The chip market isn’t completely falling apart as the automotive market still can’t meet demand and the high-performance computing and IoT sectors are riding trends beyond Covid pull forwards. After all, TSMC still can’t fully meet chip demand.

Elevated Risks

The risk isn’t that Apple misses consensus analyst targets, but rather that the tech giant actually matches current weak growth targets. Most readers are probably tired of hearing this point, but nobody actually expected the tech giant to record fast growth over the next 4 years.

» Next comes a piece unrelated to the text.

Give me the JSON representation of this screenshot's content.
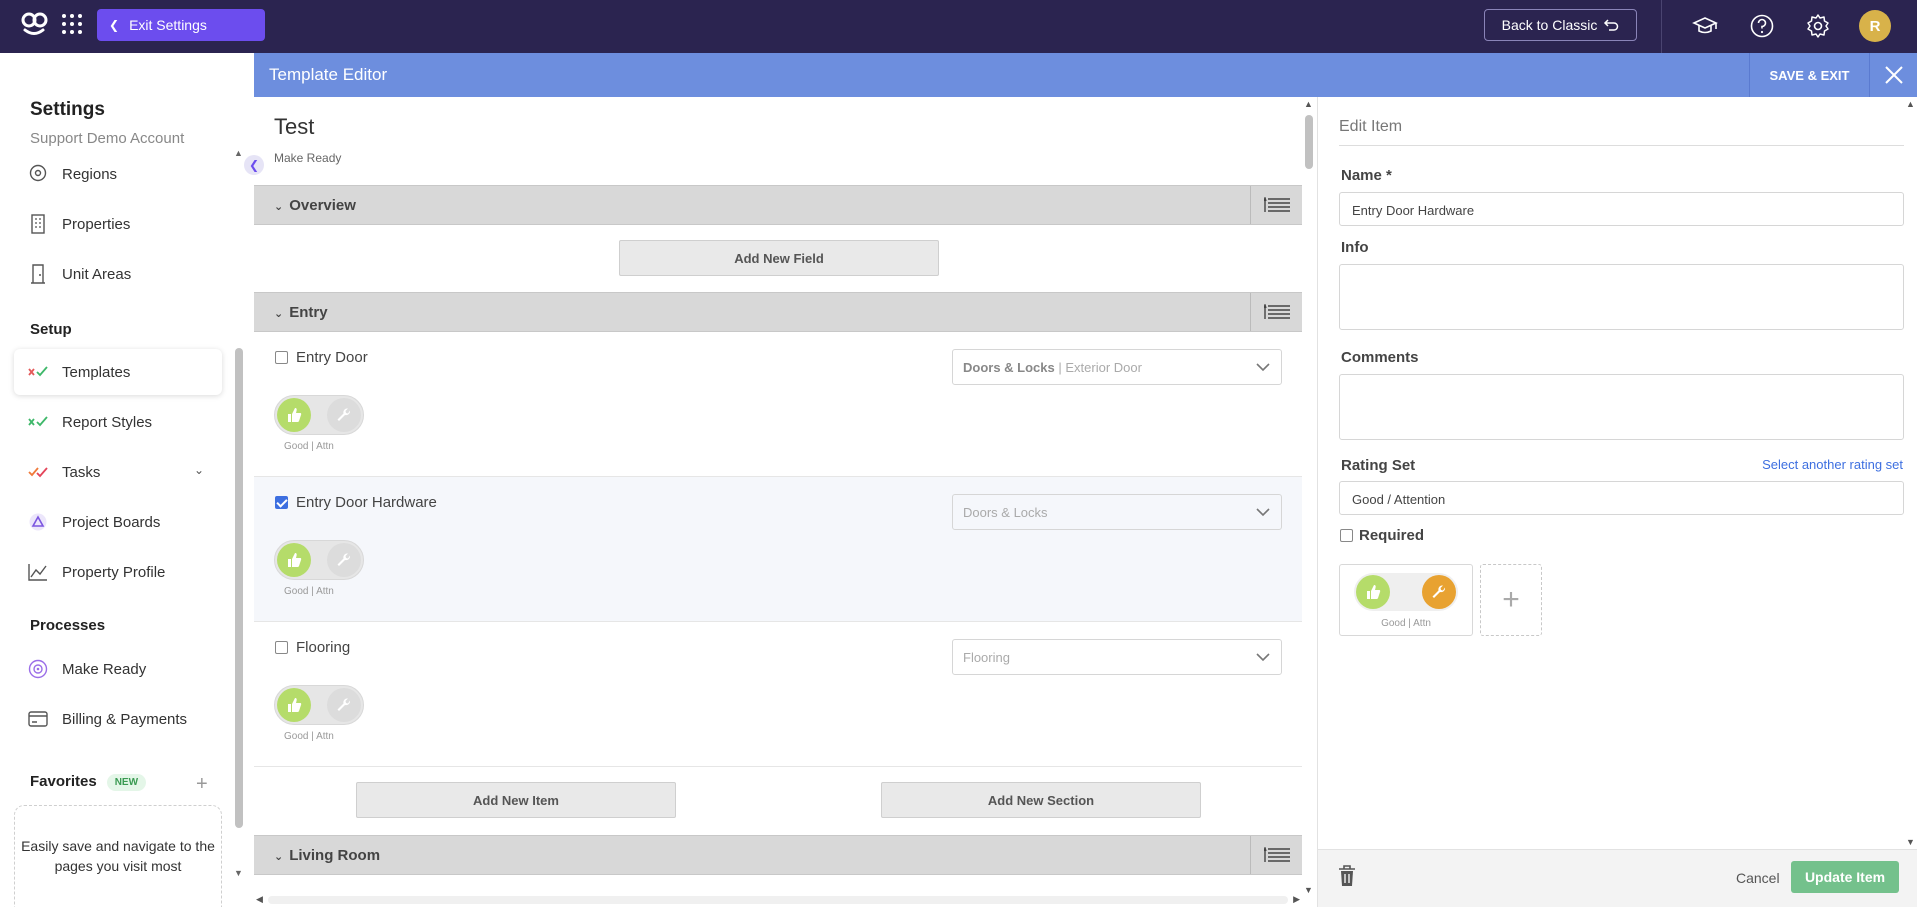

The highest forecasted growth rates through FY25 is the 8.2% rate this fiscal year. The quarterly growth rates are set to dip to the 5% to 7% range for the next few years with Apple likely reporting the last double-digit growth in FQ1’22.

Apple revenue estimates

SA earnings estimates

In essence, Apple analysts didn’t expect fast growth and the company only matching analyst estimates won’t warrant the stock still trading at ~28x EPS estimates. The trend over the last month has been revenue estimates actually trending lower. The exact opposite of expectations has occurred after Apple reported a blowout December quarter where EPS grew a surprising 25%.

JPMorgan analyst Samik Chatterjee just cut earnings estimates due to weak iPhone demand led by disappointing SE sales. The analyst even suggests high-end smartphone and laptop demand remains strong, but Mr. Chatterjee had to cut FY22 targets anyway.

Remember, the key is that demand for existing products surged during Covid shutdowns, while the exciting new products pushing the stock up the last year won’t materially add to revenues for years. The AR/VR device isn’t likely to reach the market until FY23, and AVs have an even more questionable future, with sales not set to materially impact numbers until possibly FY26, at the earliest.

Takeaway

The key investor takeaway is that Apple is starting to face an increasingly more difficult consumer demand environment and the stock hasn’t corrected. The tech giant still trades at 28x EPS targets despite meager forecasted growth rates that analysts are starting to actually cut.

Investors still have the time to sell Apple at the top unlike just about any other tech stock.